A metaserver is simply a server who's job is to keep track of
other servers, which a worm can use to discover actual targets. Not
only is google a metaserver, but they appear all over: the domain
controller is a windows metaserver in the enterprise LAN, and gamespy
is a metaserver for a bunch of different multiplayer-games. They can
all be leveraged as means of finding targets.
See Nicholas Weaver, Vern Paxson, Stuart Staniford, Robert
Cunningham, "A Taxonomy of Computer Worms", First workshop on Rapid
Malcode (WORM) 2003.
URL: http://www.cs.berkeley.edu/~nweaver/papers/taxonomy.pdf
for more details.
Additionally, its a question how much making the system
self-propigating buys you for the particular target populations, over
just auto-rooting using the list the metaserver gives you.
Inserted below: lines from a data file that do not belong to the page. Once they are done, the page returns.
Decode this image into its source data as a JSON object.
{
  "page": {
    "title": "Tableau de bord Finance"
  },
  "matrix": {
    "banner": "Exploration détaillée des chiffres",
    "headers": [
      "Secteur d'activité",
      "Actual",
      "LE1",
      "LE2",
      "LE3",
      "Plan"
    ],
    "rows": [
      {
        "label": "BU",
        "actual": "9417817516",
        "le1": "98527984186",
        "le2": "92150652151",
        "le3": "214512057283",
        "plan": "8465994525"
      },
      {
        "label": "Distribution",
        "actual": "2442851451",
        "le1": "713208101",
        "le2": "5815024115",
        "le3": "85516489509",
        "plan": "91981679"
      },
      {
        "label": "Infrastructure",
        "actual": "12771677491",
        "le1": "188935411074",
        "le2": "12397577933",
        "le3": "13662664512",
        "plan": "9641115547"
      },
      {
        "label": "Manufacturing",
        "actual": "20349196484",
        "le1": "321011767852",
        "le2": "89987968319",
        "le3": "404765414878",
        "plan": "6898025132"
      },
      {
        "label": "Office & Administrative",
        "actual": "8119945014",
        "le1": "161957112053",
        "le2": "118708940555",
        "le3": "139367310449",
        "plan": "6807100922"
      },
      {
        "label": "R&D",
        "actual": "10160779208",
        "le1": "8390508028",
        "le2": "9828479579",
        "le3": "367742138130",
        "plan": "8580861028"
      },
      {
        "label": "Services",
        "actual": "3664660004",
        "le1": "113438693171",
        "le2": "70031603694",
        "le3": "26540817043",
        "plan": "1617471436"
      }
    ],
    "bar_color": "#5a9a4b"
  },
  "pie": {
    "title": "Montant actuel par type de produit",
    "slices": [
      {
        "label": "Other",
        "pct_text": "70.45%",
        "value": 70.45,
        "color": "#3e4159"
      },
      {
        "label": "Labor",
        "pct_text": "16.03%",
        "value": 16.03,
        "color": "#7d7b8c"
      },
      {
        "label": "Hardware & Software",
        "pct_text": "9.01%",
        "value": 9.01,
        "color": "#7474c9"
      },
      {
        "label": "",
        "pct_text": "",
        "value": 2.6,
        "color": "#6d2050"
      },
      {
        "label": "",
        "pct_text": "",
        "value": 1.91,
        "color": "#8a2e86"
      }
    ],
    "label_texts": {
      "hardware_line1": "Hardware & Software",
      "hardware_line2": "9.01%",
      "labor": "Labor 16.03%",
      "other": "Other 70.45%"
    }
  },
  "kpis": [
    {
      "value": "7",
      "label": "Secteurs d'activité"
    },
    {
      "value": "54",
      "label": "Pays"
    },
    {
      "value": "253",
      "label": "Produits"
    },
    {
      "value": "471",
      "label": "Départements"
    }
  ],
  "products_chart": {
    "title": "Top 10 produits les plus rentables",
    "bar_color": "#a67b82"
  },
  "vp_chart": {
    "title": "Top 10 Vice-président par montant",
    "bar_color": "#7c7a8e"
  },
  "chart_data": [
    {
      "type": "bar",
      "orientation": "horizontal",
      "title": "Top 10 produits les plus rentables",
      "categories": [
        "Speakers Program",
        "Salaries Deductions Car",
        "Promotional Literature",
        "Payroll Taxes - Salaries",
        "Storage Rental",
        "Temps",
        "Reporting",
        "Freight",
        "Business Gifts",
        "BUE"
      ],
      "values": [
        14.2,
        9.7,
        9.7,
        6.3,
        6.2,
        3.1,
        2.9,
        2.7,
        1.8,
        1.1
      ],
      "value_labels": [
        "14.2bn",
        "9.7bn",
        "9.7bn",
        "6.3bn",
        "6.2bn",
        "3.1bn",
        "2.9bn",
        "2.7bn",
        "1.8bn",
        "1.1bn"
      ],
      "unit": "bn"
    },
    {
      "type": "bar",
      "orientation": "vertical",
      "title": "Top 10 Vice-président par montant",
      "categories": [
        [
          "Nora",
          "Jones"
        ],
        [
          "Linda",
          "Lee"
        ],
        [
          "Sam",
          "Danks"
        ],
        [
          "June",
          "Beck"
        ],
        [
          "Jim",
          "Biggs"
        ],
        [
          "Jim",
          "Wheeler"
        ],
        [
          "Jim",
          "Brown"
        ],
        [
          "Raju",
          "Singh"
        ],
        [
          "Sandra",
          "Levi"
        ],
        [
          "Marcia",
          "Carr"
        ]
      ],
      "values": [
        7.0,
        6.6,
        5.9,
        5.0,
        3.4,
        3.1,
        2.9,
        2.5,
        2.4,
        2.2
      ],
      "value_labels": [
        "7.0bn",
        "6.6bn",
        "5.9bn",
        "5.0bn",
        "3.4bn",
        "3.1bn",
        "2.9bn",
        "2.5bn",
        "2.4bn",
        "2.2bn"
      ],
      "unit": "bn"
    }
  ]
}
Self propigation allows exponential growth, but when the
target population is on the order of ~10k or less, and the metaserver
gives you a complete list of these targets, a simple sequential attack
is acceptable as a per-zombie throughput of 1 victim/second would
only require 2.7 hours to get the entire population using just one
zombie, while 10 zombies could go through the entire population in
just over 15 minutes.
The major possible advantage of making it a worm is not speed
(after all, the Witty author easily got ~120 zombies, and 15 minutes
totally blows away human-based defenses), but robustness once defenses
for automated attacks are developed in the future.
The major disadvantage of making it a worm is that this now
has servers engaged in unusual behavior (initiating outgoing
connections), which could also be picked up by automated defenses.
If I was Evil Hacker, the current defenses are such that I'd
use a zombie group, rather than a worm. And probably in the future,
I'd use a small zombie-army, given the size of the population, and the
additional stealth imparted by not having the compromised servers
attack other servers.
It also strongly overlaps with such work as "Googling Up
Passwords" by Scott Granneman,
http://www.securityfocus.com/columnists/224
which you should probably cite.
This doesn't affect the overall conclusion of the whitepaper
(small populations of custom services are vulnerable to fast attacks,
because the metaservers can be used to provide a target list), but
this is not a new worm concept, but a particular instance of a more
general, and highly dangerous class of attack.